Dynamic Generation of Personalities with Large Language Models
Jianzhi Liu, Hexiang Gu, Tianyu Zheng, Liuyu Xiang, Huijia Wu, Jie Fu, Zhaofeng He
TL;DR
The paper tackles the challenge of endowing LLMs with dynamic, nuanced personalities to improve deliberation. It proposes Dynamic Personality Generation (DPG), which embeds Big Five traits into GPT-4 for automatic personality assessment, constructs a personality-dialogue dataset, and uses Hypernetworks to generate LoRA adapters that encode personality in pre-trained LLMs. Across scripted-dialogue, open-ended questions, and new-personality generation tasks, DPG outperforms traditional fine-tuning and prompt-based baselines, even surpassing GPT-4 prompts in several metrics. The approach combines an enhanced personality assessment module with a Hypernetworks-based LoRA framework, enabling flexible, input-conditioned personality expressions with practical implications for adaptive, user-aligned dialogue systems.
Abstract
In the realm of mimicking human deliberation, large language models (LLMs) show promising performance, thereby amplifying the importance of this research area.
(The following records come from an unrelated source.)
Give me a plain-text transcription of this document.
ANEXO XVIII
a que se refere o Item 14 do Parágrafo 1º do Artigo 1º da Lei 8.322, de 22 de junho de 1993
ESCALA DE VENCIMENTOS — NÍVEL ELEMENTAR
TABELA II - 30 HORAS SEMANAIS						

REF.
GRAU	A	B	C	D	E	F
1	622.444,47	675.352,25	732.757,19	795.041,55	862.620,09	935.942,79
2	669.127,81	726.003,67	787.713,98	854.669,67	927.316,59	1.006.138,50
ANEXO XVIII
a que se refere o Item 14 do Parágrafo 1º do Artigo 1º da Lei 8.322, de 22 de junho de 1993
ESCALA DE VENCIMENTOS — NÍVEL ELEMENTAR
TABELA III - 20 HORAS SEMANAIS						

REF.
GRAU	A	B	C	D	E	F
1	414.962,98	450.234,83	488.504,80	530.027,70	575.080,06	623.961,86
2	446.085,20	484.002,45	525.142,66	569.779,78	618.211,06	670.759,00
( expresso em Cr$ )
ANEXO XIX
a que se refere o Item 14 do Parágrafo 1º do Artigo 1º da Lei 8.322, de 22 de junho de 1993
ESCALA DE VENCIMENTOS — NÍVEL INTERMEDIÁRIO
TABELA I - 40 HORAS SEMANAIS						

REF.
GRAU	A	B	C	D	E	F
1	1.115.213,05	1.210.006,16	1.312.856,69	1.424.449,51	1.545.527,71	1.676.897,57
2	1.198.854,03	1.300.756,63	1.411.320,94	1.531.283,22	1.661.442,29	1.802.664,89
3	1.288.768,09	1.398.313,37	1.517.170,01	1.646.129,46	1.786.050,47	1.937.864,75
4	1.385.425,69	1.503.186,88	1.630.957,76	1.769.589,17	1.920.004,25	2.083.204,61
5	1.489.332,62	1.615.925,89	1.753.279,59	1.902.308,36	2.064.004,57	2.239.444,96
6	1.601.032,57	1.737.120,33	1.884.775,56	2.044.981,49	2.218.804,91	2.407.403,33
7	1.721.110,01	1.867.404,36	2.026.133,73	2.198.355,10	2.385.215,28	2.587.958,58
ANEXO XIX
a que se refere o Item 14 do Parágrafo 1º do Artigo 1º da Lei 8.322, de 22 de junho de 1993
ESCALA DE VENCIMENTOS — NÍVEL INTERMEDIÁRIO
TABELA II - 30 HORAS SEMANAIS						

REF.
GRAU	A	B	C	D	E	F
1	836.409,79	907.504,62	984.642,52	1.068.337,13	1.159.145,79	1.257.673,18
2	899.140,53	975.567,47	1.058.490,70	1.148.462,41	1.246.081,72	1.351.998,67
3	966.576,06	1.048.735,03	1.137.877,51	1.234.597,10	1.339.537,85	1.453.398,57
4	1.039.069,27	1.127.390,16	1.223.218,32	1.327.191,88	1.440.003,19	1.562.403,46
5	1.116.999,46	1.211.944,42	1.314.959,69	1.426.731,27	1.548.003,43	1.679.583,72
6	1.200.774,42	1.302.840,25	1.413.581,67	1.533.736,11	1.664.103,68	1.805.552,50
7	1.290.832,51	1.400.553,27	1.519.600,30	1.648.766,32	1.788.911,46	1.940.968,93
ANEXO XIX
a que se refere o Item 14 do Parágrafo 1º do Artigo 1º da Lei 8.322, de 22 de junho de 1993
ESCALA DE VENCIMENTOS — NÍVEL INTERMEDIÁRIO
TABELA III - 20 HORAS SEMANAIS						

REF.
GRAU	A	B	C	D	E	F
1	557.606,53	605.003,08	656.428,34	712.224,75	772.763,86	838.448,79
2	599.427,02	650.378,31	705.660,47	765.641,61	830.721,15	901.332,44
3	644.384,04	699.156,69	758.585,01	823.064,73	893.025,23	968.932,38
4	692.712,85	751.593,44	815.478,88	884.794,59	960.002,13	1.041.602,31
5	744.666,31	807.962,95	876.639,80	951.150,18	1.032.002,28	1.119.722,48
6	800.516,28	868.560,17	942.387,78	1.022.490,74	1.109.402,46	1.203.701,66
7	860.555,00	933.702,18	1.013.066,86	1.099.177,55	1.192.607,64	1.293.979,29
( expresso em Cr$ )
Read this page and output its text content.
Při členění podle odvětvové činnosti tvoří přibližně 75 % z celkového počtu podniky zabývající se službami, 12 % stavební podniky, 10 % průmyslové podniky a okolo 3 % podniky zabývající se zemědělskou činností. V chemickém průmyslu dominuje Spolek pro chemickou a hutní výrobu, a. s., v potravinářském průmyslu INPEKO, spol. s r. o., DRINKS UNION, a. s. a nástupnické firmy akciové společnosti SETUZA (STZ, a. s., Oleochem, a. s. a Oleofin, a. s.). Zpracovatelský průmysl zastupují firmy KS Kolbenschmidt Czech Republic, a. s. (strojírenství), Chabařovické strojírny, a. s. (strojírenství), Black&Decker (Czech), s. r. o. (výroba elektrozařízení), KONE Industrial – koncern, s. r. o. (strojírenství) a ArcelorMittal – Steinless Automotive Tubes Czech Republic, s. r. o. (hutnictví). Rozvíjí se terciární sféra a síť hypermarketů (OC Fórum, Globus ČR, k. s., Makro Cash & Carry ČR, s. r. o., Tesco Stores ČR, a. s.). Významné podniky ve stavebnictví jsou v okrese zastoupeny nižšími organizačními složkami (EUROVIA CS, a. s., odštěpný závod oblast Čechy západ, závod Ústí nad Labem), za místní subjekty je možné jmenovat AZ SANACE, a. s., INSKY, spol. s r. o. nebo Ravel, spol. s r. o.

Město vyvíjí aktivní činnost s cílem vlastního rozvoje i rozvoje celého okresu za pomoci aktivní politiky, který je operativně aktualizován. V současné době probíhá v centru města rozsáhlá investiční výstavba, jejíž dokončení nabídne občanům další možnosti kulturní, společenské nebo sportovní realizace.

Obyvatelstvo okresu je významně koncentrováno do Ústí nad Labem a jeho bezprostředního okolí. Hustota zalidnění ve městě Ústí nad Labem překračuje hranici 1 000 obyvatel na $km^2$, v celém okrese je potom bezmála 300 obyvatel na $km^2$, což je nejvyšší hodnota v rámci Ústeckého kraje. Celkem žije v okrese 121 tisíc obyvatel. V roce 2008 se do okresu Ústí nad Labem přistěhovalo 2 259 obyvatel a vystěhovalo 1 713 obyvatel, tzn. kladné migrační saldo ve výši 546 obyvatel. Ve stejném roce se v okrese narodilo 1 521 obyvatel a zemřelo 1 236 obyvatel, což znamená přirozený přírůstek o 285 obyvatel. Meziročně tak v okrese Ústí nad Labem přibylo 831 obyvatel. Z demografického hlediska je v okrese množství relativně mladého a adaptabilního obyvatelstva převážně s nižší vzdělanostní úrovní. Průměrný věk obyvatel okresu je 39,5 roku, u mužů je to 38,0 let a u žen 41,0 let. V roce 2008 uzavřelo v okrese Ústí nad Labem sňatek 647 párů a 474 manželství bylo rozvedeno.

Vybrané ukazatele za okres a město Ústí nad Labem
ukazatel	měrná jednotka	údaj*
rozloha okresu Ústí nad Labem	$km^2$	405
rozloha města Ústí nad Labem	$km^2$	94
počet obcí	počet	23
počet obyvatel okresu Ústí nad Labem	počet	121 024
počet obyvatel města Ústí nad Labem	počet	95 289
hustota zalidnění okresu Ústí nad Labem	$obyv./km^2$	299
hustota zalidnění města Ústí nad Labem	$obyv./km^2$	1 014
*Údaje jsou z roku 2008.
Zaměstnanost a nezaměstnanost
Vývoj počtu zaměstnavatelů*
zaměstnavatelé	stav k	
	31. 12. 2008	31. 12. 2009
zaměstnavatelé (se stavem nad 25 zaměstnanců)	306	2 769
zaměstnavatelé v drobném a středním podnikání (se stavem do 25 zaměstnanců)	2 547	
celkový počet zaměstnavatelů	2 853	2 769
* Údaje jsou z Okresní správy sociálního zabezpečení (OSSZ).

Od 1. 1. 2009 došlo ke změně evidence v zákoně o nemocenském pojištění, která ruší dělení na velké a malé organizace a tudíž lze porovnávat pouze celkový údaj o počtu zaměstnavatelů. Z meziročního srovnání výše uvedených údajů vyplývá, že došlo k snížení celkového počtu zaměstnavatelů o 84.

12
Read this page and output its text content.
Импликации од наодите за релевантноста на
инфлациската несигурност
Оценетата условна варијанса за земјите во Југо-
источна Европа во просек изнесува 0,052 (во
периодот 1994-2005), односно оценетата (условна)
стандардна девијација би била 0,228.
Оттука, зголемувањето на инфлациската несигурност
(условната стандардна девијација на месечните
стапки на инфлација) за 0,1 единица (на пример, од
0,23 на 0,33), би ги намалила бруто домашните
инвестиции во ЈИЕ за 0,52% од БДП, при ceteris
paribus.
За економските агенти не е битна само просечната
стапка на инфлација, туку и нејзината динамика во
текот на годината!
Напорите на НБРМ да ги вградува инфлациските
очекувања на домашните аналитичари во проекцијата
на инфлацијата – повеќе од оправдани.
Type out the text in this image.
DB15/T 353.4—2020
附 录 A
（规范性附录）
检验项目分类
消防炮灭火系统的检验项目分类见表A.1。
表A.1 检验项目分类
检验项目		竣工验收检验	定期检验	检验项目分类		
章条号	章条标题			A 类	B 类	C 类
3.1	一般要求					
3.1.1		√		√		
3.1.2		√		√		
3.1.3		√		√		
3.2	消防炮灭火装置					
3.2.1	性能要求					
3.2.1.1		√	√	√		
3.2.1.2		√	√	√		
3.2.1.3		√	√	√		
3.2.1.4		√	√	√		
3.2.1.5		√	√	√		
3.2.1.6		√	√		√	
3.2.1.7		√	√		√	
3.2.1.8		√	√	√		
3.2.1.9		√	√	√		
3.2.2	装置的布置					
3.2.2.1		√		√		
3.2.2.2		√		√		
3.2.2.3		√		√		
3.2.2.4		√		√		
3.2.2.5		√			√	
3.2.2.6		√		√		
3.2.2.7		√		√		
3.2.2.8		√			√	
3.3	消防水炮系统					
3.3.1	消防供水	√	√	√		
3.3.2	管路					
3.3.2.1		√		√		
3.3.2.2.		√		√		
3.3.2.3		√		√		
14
Deliberation is influenced by both logic and personality. However, previous studies predominantly focused on the logic of LLMs, neglecting the exploration of personality aspects. In this work, we introduce Dynamic Personality Generation (DPG), a dynamic personality generation method based on Hypernetworks. Initially, we embed the Big Five personality theory into GPT-4 to form a personality assessment machine, enabling it to evaluate characters' personality traits from dialogues automatically. We propose a new metric to assess personality generation capability based on this evaluation method. Then, we use this personality assessment machine to evaluate dialogues in script data, resulting in a personality-dialogue dataset. Finally, we fine-tune DPG on the personality-dialogue dataset. Experiments prove that DPG's personality generation capability is stronger after fine-tuning on this dataset than traditional fine-tuning methods, surpassing prompt-based GPT-4.